I’m not sure how others feel, or better said, how much they feel. I’m not sure what they feel, or when. So I can only talk about how I do, and I’m a person that feels insecurities about many things. Again, I’m not sure if more or less than you do, but I have some, and that’s something that is always on my mind. I’ve always had them and, for the majority of my life, I didn’t fully understand them. It was some years ago when I started realizing that these insecurities were probably my biggest strength, one of the things that mercilessly forced me into action, into actually changing things. It pushed me forward up to a point where inertia kept moving me, either through social inertia telling me who I was, or simply because sometimes what you’ve done in your past is what others assign to you, regardless of whether it is true or not.
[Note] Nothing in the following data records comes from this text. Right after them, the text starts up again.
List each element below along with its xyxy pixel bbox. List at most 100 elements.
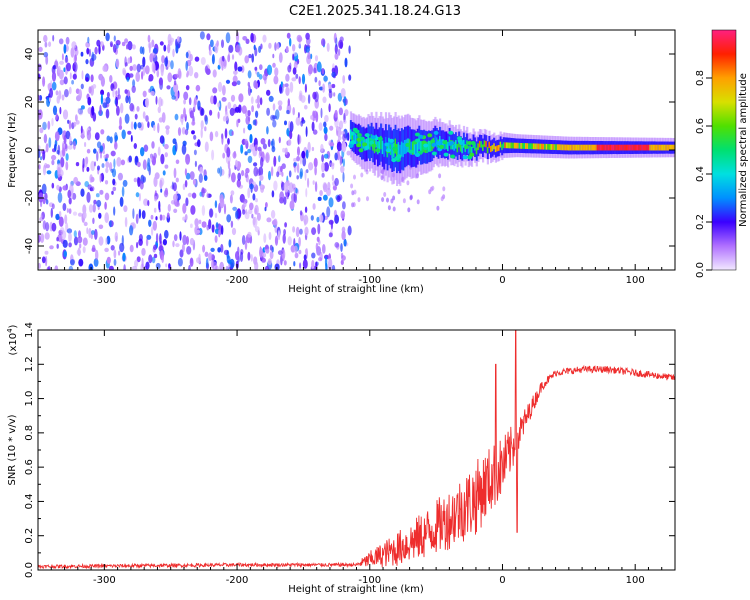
noise-speckle bbox=[331, 83, 336, 89]
noise-speckle bbox=[247, 251, 251, 261]
spectrogram-ytick-label: -40 bbox=[24, 238, 35, 254]
noise-speckle bbox=[351, 190, 355, 196]
signal-core bbox=[381, 140, 384, 155]
spectrogram-ylabel: Frequency (Hz) bbox=[7, 112, 18, 188]
noise-speckle bbox=[436, 205, 440, 211]
colorbar-tick-label: 0.2 bbox=[695, 214, 706, 230]
noise-speckle bbox=[296, 162, 300, 174]
noise-speckle bbox=[164, 143, 169, 150]
noise-speckle bbox=[293, 157, 298, 162]
signal-core bbox=[564, 144, 568, 151]
noise-speckle bbox=[235, 251, 240, 261]
noise-speckle bbox=[298, 76, 301, 85]
noise-speckle bbox=[181, 127, 186, 135]
noise-speckle bbox=[211, 224, 215, 233]
spectrogram-ytick-label: 20 bbox=[24, 96, 35, 109]
colorbar-tick-label: 0.4 bbox=[695, 166, 706, 182]
snr-multiplier: (x104) bbox=[6, 324, 19, 355]
noise-speckle bbox=[267, 139, 271, 148]
noise-speckle bbox=[51, 159, 55, 166]
noise-speckle bbox=[244, 55, 249, 64]
signal-core bbox=[663, 144, 666, 151]
noise-speckle bbox=[245, 38, 250, 44]
noise-speckle bbox=[156, 69, 160, 78]
noise-speckle bbox=[44, 192, 48, 201]
noise-speckle bbox=[112, 43, 117, 53]
noise-speckle bbox=[47, 120, 51, 130]
noise-speckle bbox=[334, 152, 338, 161]
noise-speckle bbox=[182, 183, 186, 191]
noise-speckle bbox=[232, 75, 238, 84]
noise-speckle bbox=[105, 237, 108, 246]
noise-speckle bbox=[165, 128, 170, 136]
noise-speckle bbox=[92, 217, 95, 224]
noise-speckle bbox=[68, 86, 72, 95]
noise-speckle bbox=[287, 139, 292, 146]
noise-speckle bbox=[273, 75, 279, 85]
noise-speckle bbox=[339, 41, 343, 49]
noise-speckle bbox=[52, 34, 55, 42]
noise-speckle bbox=[44, 41, 48, 48]
noise-speckle bbox=[91, 186, 95, 192]
signal-core bbox=[443, 140, 446, 150]
noise-speckle bbox=[138, 192, 141, 202]
signal-core bbox=[553, 144, 556, 150]
noise-speckle bbox=[314, 165, 317, 176]
noise-speckle bbox=[236, 179, 241, 188]
signal-core bbox=[505, 142, 509, 149]
noise-speckle bbox=[110, 43, 113, 48]
signal-core bbox=[545, 143, 548, 150]
noise-speckle bbox=[241, 65, 245, 73]
signal-core bbox=[469, 145, 472, 153]
noise-speckle bbox=[324, 114, 329, 123]
noise-speckle bbox=[129, 102, 134, 112]
noise-speckle bbox=[242, 198, 248, 205]
noise-speckle bbox=[65, 153, 69, 161]
noise-speckle bbox=[323, 162, 329, 172]
noise-speckle bbox=[57, 166, 61, 178]
signal-blob bbox=[359, 136, 365, 141]
noise-speckle bbox=[109, 136, 113, 144]
noise-speckle bbox=[322, 83, 326, 93]
signal-blob bbox=[430, 139, 436, 144]
noise-speckle bbox=[276, 171, 280, 178]
noise-speckle bbox=[158, 200, 161, 211]
noise-speckle bbox=[296, 34, 302, 43]
noise-speckle bbox=[173, 208, 178, 213]
noise-speckle bbox=[308, 64, 313, 75]
signal-core bbox=[482, 144, 485, 151]
noise-speckle bbox=[200, 127, 203, 139]
signal-blob bbox=[358, 148, 364, 153]
snr-xtick-label: 0 bbox=[499, 575, 505, 586]
noise-speckle bbox=[191, 130, 195, 135]
signal-core bbox=[628, 144, 631, 151]
signal-core bbox=[569, 144, 572, 151]
noise-speckle bbox=[151, 256, 156, 264]
noise-speckle bbox=[342, 133, 347, 142]
noise-speckle bbox=[304, 83, 307, 93]
noise-speckle bbox=[144, 65, 150, 75]
noise-speckle bbox=[307, 94, 311, 104]
noise-speckle bbox=[317, 196, 322, 201]
noise-speckle bbox=[217, 102, 221, 108]
signal-core bbox=[587, 144, 590, 151]
noise-speckle bbox=[174, 73, 179, 79]
noise-speckle bbox=[407, 207, 411, 213]
snr-frame bbox=[37, 329, 676, 571]
noise-speckle bbox=[75, 162, 80, 167]
noise-speckle bbox=[185, 85, 190, 91]
signal-core bbox=[509, 142, 512, 149]
noise-speckle bbox=[204, 141, 209, 153]
signal-core bbox=[615, 144, 618, 151]
noise-speckle bbox=[311, 227, 317, 236]
noise-speckle bbox=[115, 58, 120, 68]
noise-speckle bbox=[165, 263, 168, 268]
noise-speckle bbox=[88, 48, 91, 57]
noise-speckle bbox=[305, 46, 310, 53]
signal-core bbox=[504, 142, 507, 149]
snr-xtick-label: -200 bbox=[226, 575, 249, 586]
noise-speckle bbox=[75, 114, 78, 122]
noise-speckle bbox=[336, 141, 342, 152]
signal-core bbox=[499, 141, 502, 148]
noise-speckle bbox=[334, 242, 340, 248]
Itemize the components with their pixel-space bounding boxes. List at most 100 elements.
It’s a bit tough to recognize this, but that inertia took me to where I am. And going back to those insecurities, as I have grown up, the pile of them has kept growing, all while this Sisyphus stayed at the skirt of the mountain, looking at the top growing in front of his eyes. And now AI arrives, and I’ve started seeing that mountain doing weird things, changing shape, to the point where it feels upside down. Do you know what that means? I don’t. But I know it is confusing, and that alone is reason enough to do something about it, or the anxiety about my big pile of insecurities might fall directly on my head.

Let me go back a bit, to where the mountain started growing, to the inertia. Only a few people know that during my early adulthood I suffered from a lot of impostor syndrome. In a way, people were putting me on a pedestal that I didn’t think I deserved. “You are the future of Spain!”, “I’m sure in some years you’ll be a great entrepreneur” or the good ol’ “Yeah, but not everybody is like you, Carlos!”. Lots of good things were said about me, all the while my head couldn’t fully believe them, so the only way not to disappoint those people was working really hard to make sure I didn’t. I’m proud of that Carlos, I wish I could tell him. But I reached a point where I stagnated, I stopped building, I stopped believing, I stopped having people by my side with whom I shared dreams of a world we wanted to build together.

But as I said, that inertia kept me going, people still saw me with some kind of admiration. Somehow, right at that point, I lost my impostor syndrome, I was someone important, who I always wanted to be. And while I was seeing myself there, something started to feel off, the gap between the dreamer, the builder, and that person that was excited about solving humanity’s problems started growing right in front of my eyes. I was losing the inertia, I could feel the clock ticking, not outside, but in me.

Then AI came, and suddenly I could do all those things again, I could dream, and tell it to build things for me while I guide it. It was fun, empowering, in a way a bit magical, and I think many of us have been there. But the more I’ve gone there, and the more convinced I’ve been not only of its potential, but of the reality of how much productivity can grow all around the world, the more something unknown has grown in me. I don’t have a name for it yet, it is some kind of unknown unknown.

I am starting to lose the capability of doing things I was able to do, because I surrender that to AI that, in most cases, if I guide it, will be able to do the job better than me. And if that’s the case, that feeling of being back to that special person (yes, very selfish, but it is what it is) is simply temporary. Anyone with some basic knowledge can do all the amazing things I’m doing right now, so what am I good for? Why would I want to be back, when that “being back” is so normalized that everyone will be like that?

I have to be honest with myself, I enjoyed the hell out of that impostor syndrome. Escaping it was fun, natural, fulfilling, but it was all those things because I craved external validation in one way or another. And now, as I’ve been realizing the commoditization of “being a genius” through AI, the initial rush of building things has transformed into something else, into a kind of despair. It feels like a continuation of me confronting the reality of life being hard, and me not being enough for the goals I set for myself. I look at my future with a mix of desperation and hope, hope that by keeping doing things and confronting myself, I’ll somehow come back to Sisyphus.